Was hat es mit den sogenannten Vermittlungsgebühren auf sich?
Die Arbeiter kommen meist aus Südasien, Nepal, Indien, Pakistan, etc., und zahlen Vermittlungsgebühr, damit sie überhaupt an einen Job in Katar kommen. Dafür müssen viele von ihnen Kredite aufnehmen, umgerechnet bis zu 3500 Dollar. Das sind in ihren Heimatländern horrende Summen. Das Geld überhaupt aufzubringen, ist schon sehr schwierig. Wenn die Gebühr über einen Kredit finanziert wird, kommen noch hohe Zinsen dazu. Oft sind die Schulden dann so groß, dass sie nicht mehr zurückgezahlt werden können, geschweige denn, dass die Arbeiter einen Gewinn machen.

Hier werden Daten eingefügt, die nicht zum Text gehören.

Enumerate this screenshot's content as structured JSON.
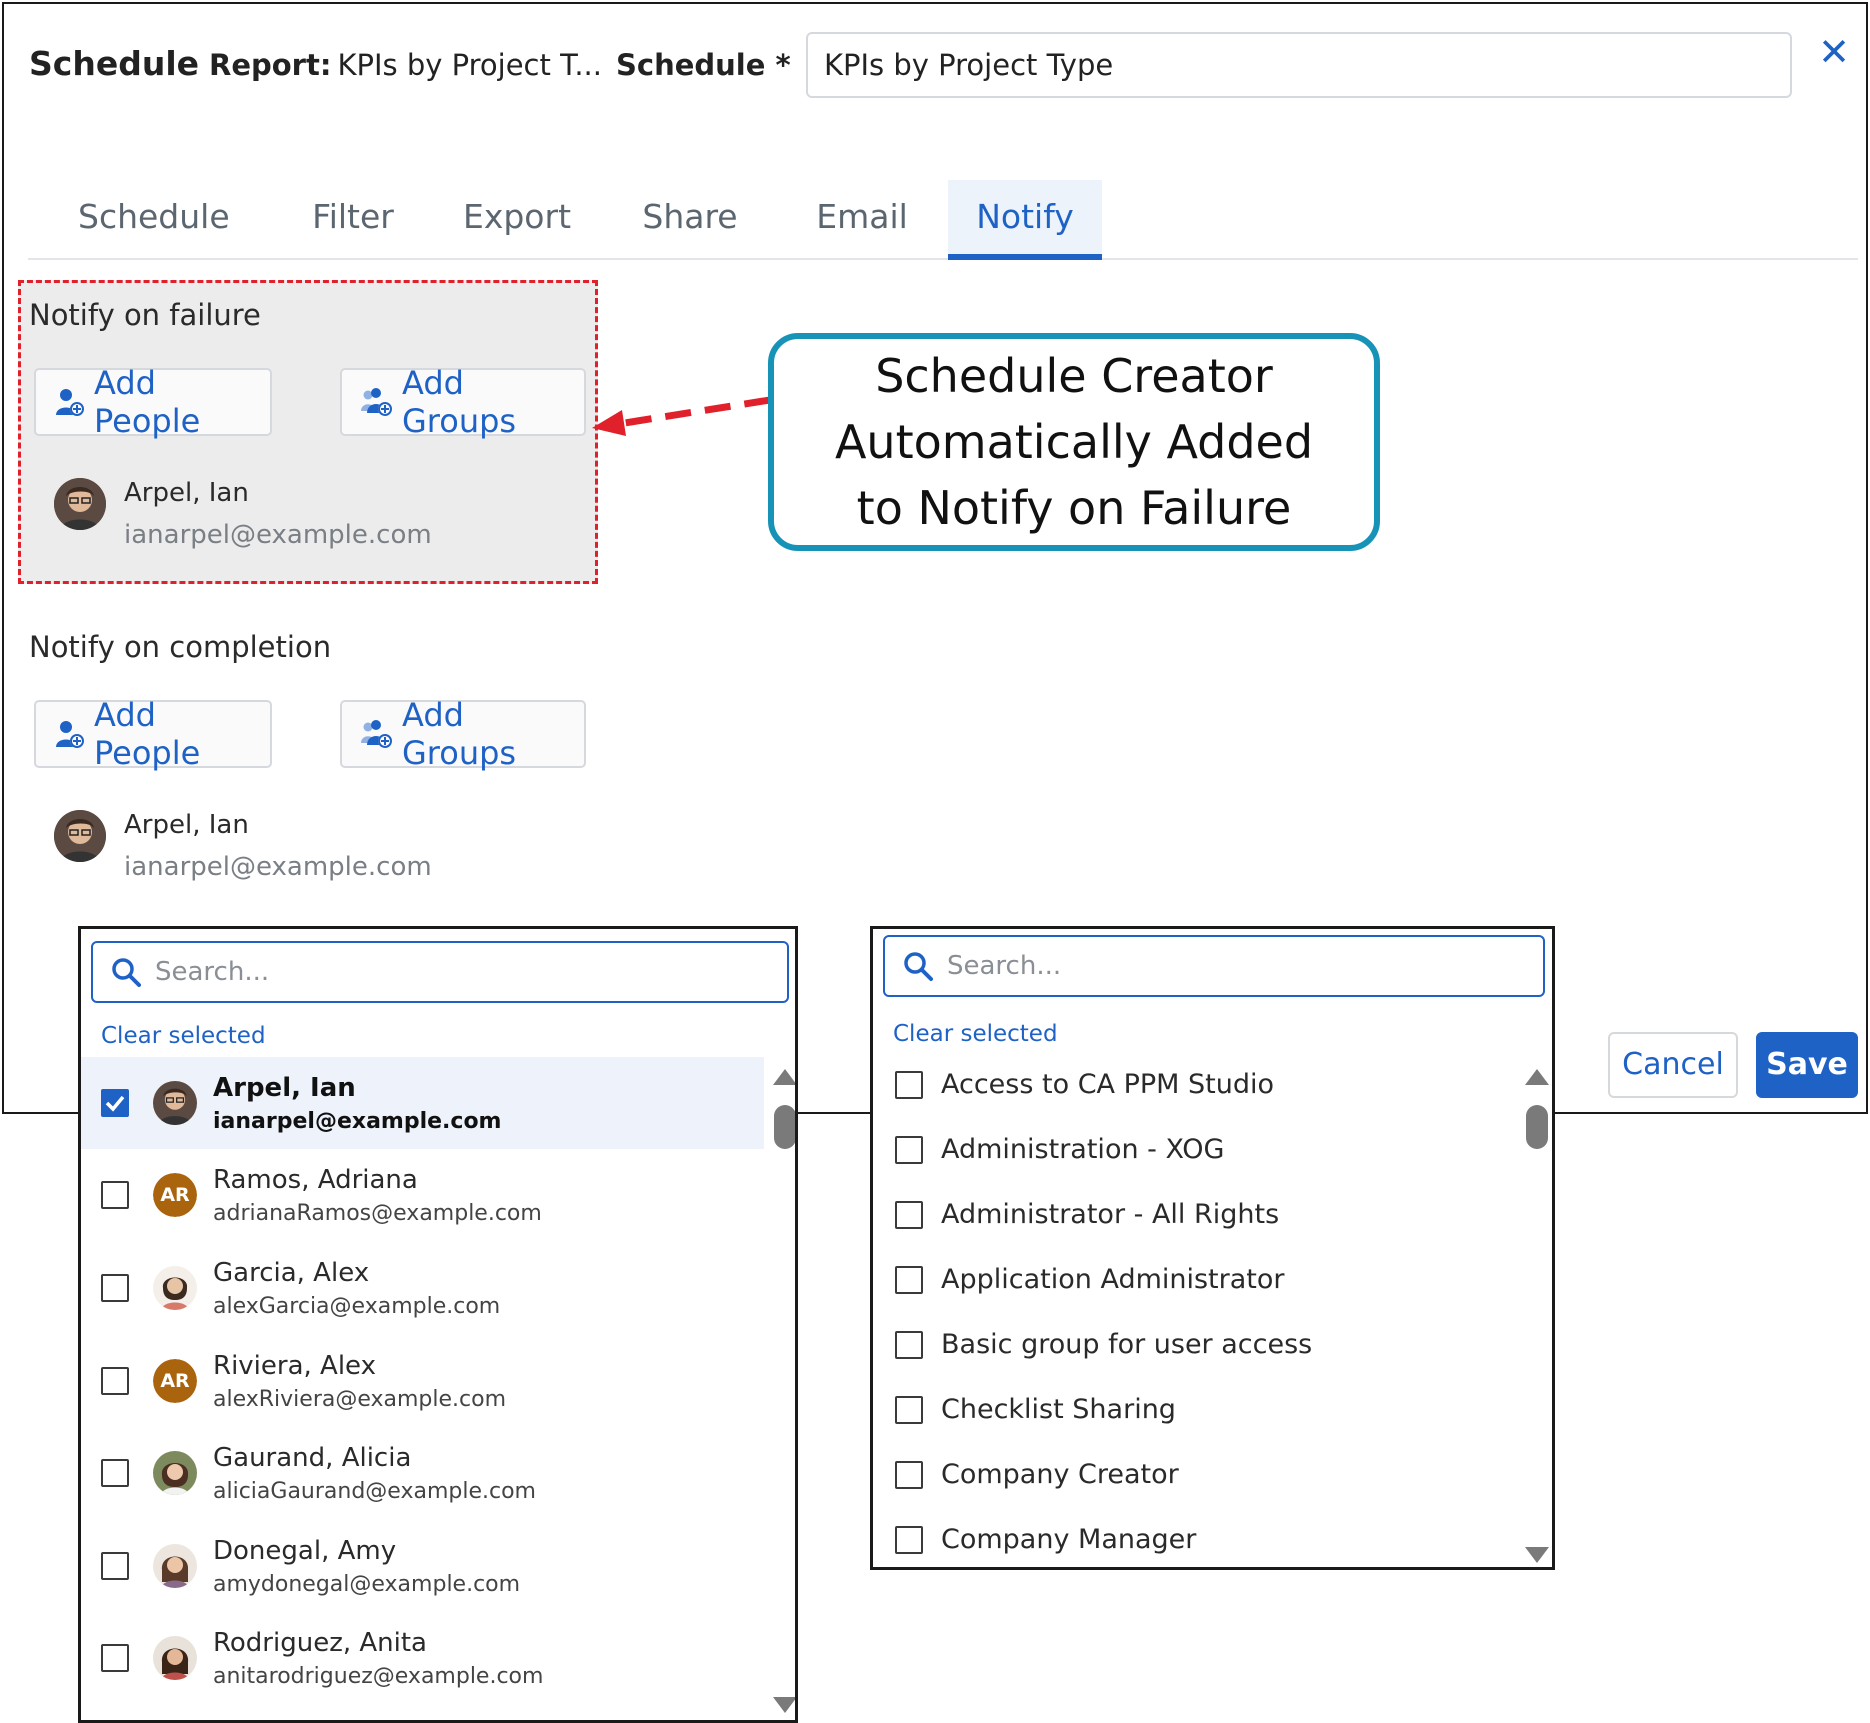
{
  "header": {
    "title": "Schedule",
    "report_label": "Report:",
    "report_value": "KPIs by Project T...",
    "schedule_label": "Schedule *",
    "schedule_name_value": "KPIs by Project Type"
  },
  "tabs": [
    {
      "label": "Schedule"
    },
    {
      "label": "Filter"
    },
    {
      "label": "Export"
    },
    {
      "label": "Share"
    },
    {
      "label": "Email"
    },
    {
      "label": "Notify",
      "active": true
    }
  ],
  "notify_failure": {
    "label": "Notify on failure",
    "add_people": "Add People",
    "add_groups": "Add Groups",
    "person": {
      "name": "Arpel, Ian",
      "email": "ianarpel@example.com"
    }
  },
  "notify_completion": {
    "label": "Notify on completion",
    "add_people": "Add People",
    "add_groups": "Add Groups",
    "person": {
      "name": "Arpel, Ian",
      "email": "ianarpel@example.com"
    }
  },
  "callout": {
    "line1": "Schedule Creator",
    "line2": "Automatically Added",
    "line3": "to Notify on Failure"
  },
  "footer": {
    "cancel": "Cancel",
    "save": "Save"
  },
  "people_picker": {
    "search_placeholder": "Search...",
    "clear_selected": "Clear selected",
    "people": [
      {
        "name": "Arpel, Ian",
        "email": "ianarpel@example.com",
        "checked": true,
        "avatar": "photo"
      },
      {
        "name": "Ramos, Adriana",
        "email": "adrianaRamos@example.com",
        "checked": false,
        "avatar": "initials",
        "initials": "AR"
      },
      {
        "name": "Garcia, Alex",
        "email": "alexGarcia@example.com",
        "checked": false,
        "avatar": "photo"
      },
      {
        "name": "Riviera, Alex",
        "email": "alexRiviera@example.com",
        "checked": false,
        "avatar": "initials",
        "initials": "AR"
      },
      {
        "name": "Gaurand, Alicia",
        "email": "aliciaGaurand@example.com",
        "checked": false,
        "avatar": "photo"
      },
      {
        "name": "Donegal, Amy",
        "email": "amydonegal@example.com",
        "checked": false,
        "avatar": "photo"
      },
      {
        "name": "Rodriguez, Anita",
        "email": "anitarodriguez@example.com",
        "checked": false,
        "avatar": "photo"
      }
    ]
  },
  "groups_picker": {
    "search_placeholder": "Search...",
    "clear_selected": "Clear selected",
    "groups": [
      {
        "name": "Access to CA PPM Studio"
      },
      {
        "name": "Administration - XOG"
      },
      {
        "name": "Administrator - All Rights"
      },
      {
        "name": "Application Administrator"
      },
      {
        "name": "Basic group for user access"
      },
      {
        "name": "Checklist Sharing"
      },
      {
        "name": "Company Creator"
      },
      {
        "name": "Company Manager"
      }
    ]
  },
  "colors": {
    "accent": "#1f62c6",
    "callout_border": "#1893b8",
    "annotation_red": "#e0202a",
    "initials_bg": "#a9640d"
  }
}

Gibt es keine behördliche Aufsicht?
Das Problem ist, dass die Unternehmen, die die Arbeiter ins Land bringen, ihnen auch gleichzeitig die Ausreise verweigern können. Wenn sich also ein Arbeiter an die Behörden wendet oder gar vor Gericht zieht, entsteht eine erpressungsartige Situation, in der der Arbeitgeber sagen kann: Entweder die Klage wird fallen gelassen, oder die Ausreiseerlaubnis wird nicht erteilt. Eine Problematik, die nicht nur die Arbeiter auf dem Bau betrifft, sondern auch Leute aus höheren Gehaltsschichten. Gerade erst einen Fußballer.
Einen Fußballer?
Ja, Zahir Belounis, ein französischer Fußballer, der in Katar spielte und nun festsitzt. Er hat gegen seinen Verein geklagt, weil ihm kein Gehalt gezahlt wurde. Aufgrund der Klage verweigert ihm der Verein nun das Ausreisevisum für ihn und seine Familie. Solange er die Klage nicht fallen lässt, sitzt Belounis fest.

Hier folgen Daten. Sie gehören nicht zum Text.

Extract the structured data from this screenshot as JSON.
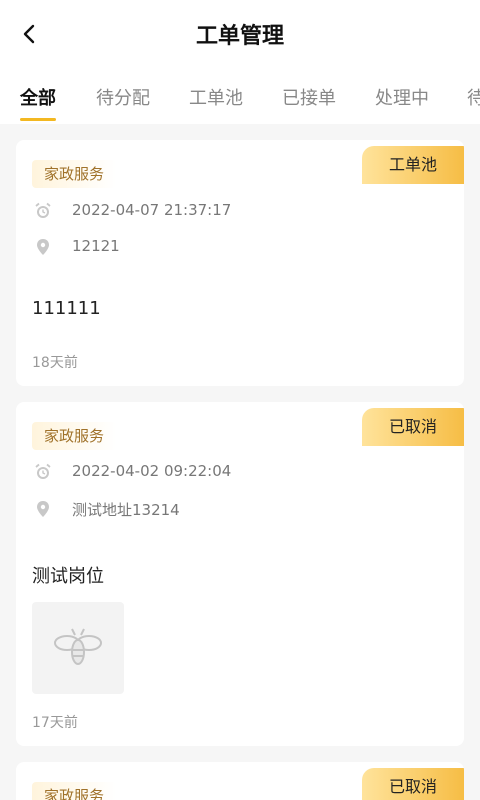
{
  "header": {
    "title": "工单管理",
    "back_icon": "chevron-left-icon"
  },
  "tabs": [
    {
      "label": "全部",
      "active": true
    },
    {
      "label": "待分配",
      "active": false
    },
    {
      "label": "工单池",
      "active": false
    },
    {
      "label": "已接单",
      "active": false
    },
    {
      "label": "处理中",
      "active": false
    },
    {
      "label": "待",
      "active": false
    }
  ],
  "colors": {
    "accent": "#f3b821",
    "status_gradient_start": "#ffe39b",
    "status_gradient_end": "#f6bd45",
    "category_text": "#a0722a"
  },
  "orders": [
    {
      "category": "家政服务",
      "status": "工单池",
      "datetime": "2022-04-07 21:37:17",
      "address": "12121",
      "description": "111111",
      "ago": "18天前",
      "has_image": false
    },
    {
      "category": "家政服务",
      "status": "已取消",
      "datetime": "2022-04-02 09:22:04",
      "address": "测试地址13214",
      "description": "测试岗位",
      "ago": "17天前",
      "has_image": true
    },
    {
      "category": "家政服务",
      "status": "已取消"
    }
  ]
}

Wie bewerten Sie denn die Rolle der Fifa in den jüngsten Vorkommnissen?
Ambivalent. Als Veranstalter der WM hat die Fifa in dieser Problematik natürlich eine ganz wichtige Rolle und sie hat auch öffentlich gemacht, dass sie Verantwortung für die Arbeiter übernehmen muss. Bereits Ende 2011 äußerte sich Fifa-Generalsekretär Jérôme Valcke, dass die Achtung der Menschenrechte für den Verband oberste Priorität hat. Das betrifft natürlich auch die Arbeitsbedingungen der Arbeiter. Dadurch, dass die Fifa sich so klar positioniert hat, ist sie nun in der Pflicht, Druck auf die katarische Regierung auszuüben, damit sich etwas ändert.
Im Ihrem bereits angesprochenen Bericht aus dem vergangenen Jahr heißt es seitens der Fifa, man wolle das Thema Arbeitnehmerrechte bei der katarischen Regierung vorbringen. Viel scheint nicht passiert zu sein.
Ganz offensichtlich. Wenn weiterhin solche Menschenrechtsverletzungen stattfinden, muss die Fifa einfach noch mehr machen und Standards einfordern, was die Arbeitsbedingungen angeht.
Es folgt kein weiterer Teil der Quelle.